A problem that always seems to arise in that kind of scenario is the transparent citizen, meaning the availability of sensitive data to companies and the state and subsequently the danger of discrimination based on habits or health as a customer or a citizen. Let's assume this is taken care of. Let's assume there would be a functioning model of informational self determination. In our scenario this is implemented by the data center which is introduced in one scene, establishing the setting for three more scenes which speculating about:
1. A sanatorium specialised in the treatment of a psychological condition caused by the paranoid nature of medical predictions. Being unable to tolerate the persistent imminence of ever changing diseases any longer, patients have developed the urge to regain control over their lives by curating the medical conditions leading to their own deaths.
2. A data inheritance. Data collections of people's entire lives are especially valuable. Usually they are bequeathed to research institutes or charitable foundations. Inherited within a family they enable the detailed investigation of relationships and upbringing, from bad habits to the quality of parental love.
3. An interview with a writer creating a new type literature based on her reader's data and by involving them in real world situations that are statistically likely to become interesting sources of inspiration. The interview explores the idea of truth in her work between depiction and construction of reality.

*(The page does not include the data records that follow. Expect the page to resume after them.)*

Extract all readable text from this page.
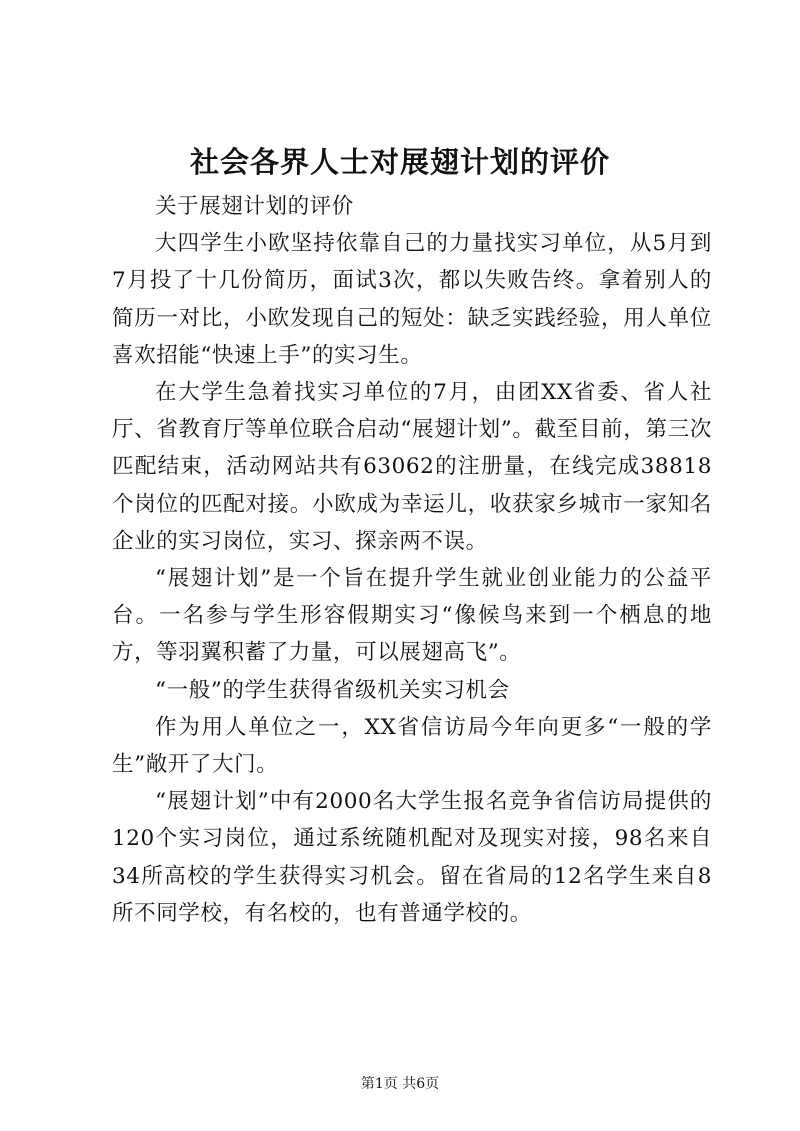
社会各界人士对展翅计划的评价

关于展翅计划的评价

大四学生小欧坚持依靠自己的力量找实习单位，从5月到7月投了十几份简历，面试3次，都以失败告终。拿着别人的简历一对比，小欧发现自己的短处：缺乏实践经验，用人单位喜欢招能“快速上手”的实习生。

在大学生急着找实习单位的7月，由团XX省委、省人社厅、省教育厅等单位联合启动“展翅计划”。截至目前，第三次匹配结束，活动网站共有63062的注册量，在线完成38818个岗位的匹配对接。小欧成为幸运儿，收获家乡城市一家知名企业的实习岗位，实习、探亲两不误。

“展翅计划”是一个旨在提升学生就业创业能力的公益平台。一名参与学生形容假期实习“像候鸟来到一个栖息的地方，等羽翼积蓄了力量，可以展翅高飞”。

“一般”的学生获得省级机关实习机会

作为用人单位之一，XX省信访局今年向更多“一般的学生”敞开了大门。

“展翅计划”中有2000名大学生报名竞争省信访局提供的120个实习岗位，通过系统随机配对及现实对接，98名来自34所高校的学生获得实习机会。留在省局的12名学生来自8所不同学校，有名校的，也有普通学校的。

第1页 共6页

The project was commissioned by TA-Swiss, the Centre for Technology Assessment of the Swiss Academies of Arts and Sciences. It was first presented in the exhibition The Poetics and Politics of Data at the House of Electronic Arts Basel (H3K).
Process
In Switzerland there is a vivid discussion about the use of medical data for research purposes. One of the major contributors to this discussion is Prof. Dr. Ernst Hafen of the ETH Zurich. As a founding member of the Association Data and Health he is a strong proponent of informational self-determination developing ways to implement it in the medical context. We consulted with him in order to develop our understanding of the matter and learn about existing ideas on how to implement informational self-determination. We discussed and iterated our scenarios using video drafts, images and stories.
For organising research and ideas we used mural.ly and classic sketch books. Written text were very important. We wrote sketches for scenarios and tried to make one still images at the same time, trying to always think about the setting, possible objects and stories simultaneously.We used Modo and Cinema4D for modelling and animation, After Effects for compositing and Final Cut Pro for editing. The sound was produced with Ableton Live and an analog modular synthesizer. The speech was recorded in the sound studios of the Academy of Media Art Cologne. We used professional as well as non-professional actors.
See the full video here: https://vimeo.com/130989076
We liked the juxtaposition between an emotional narrative and scenario with a reductive, diagrammatic aesthetic.
It made us feel uncomfortable about the prospects of continued accumulation of personal data, and hits the sweet spot between the strange and the familiar.
It was believable and quite scary at the same time, and achieves the important goal of audience reflection.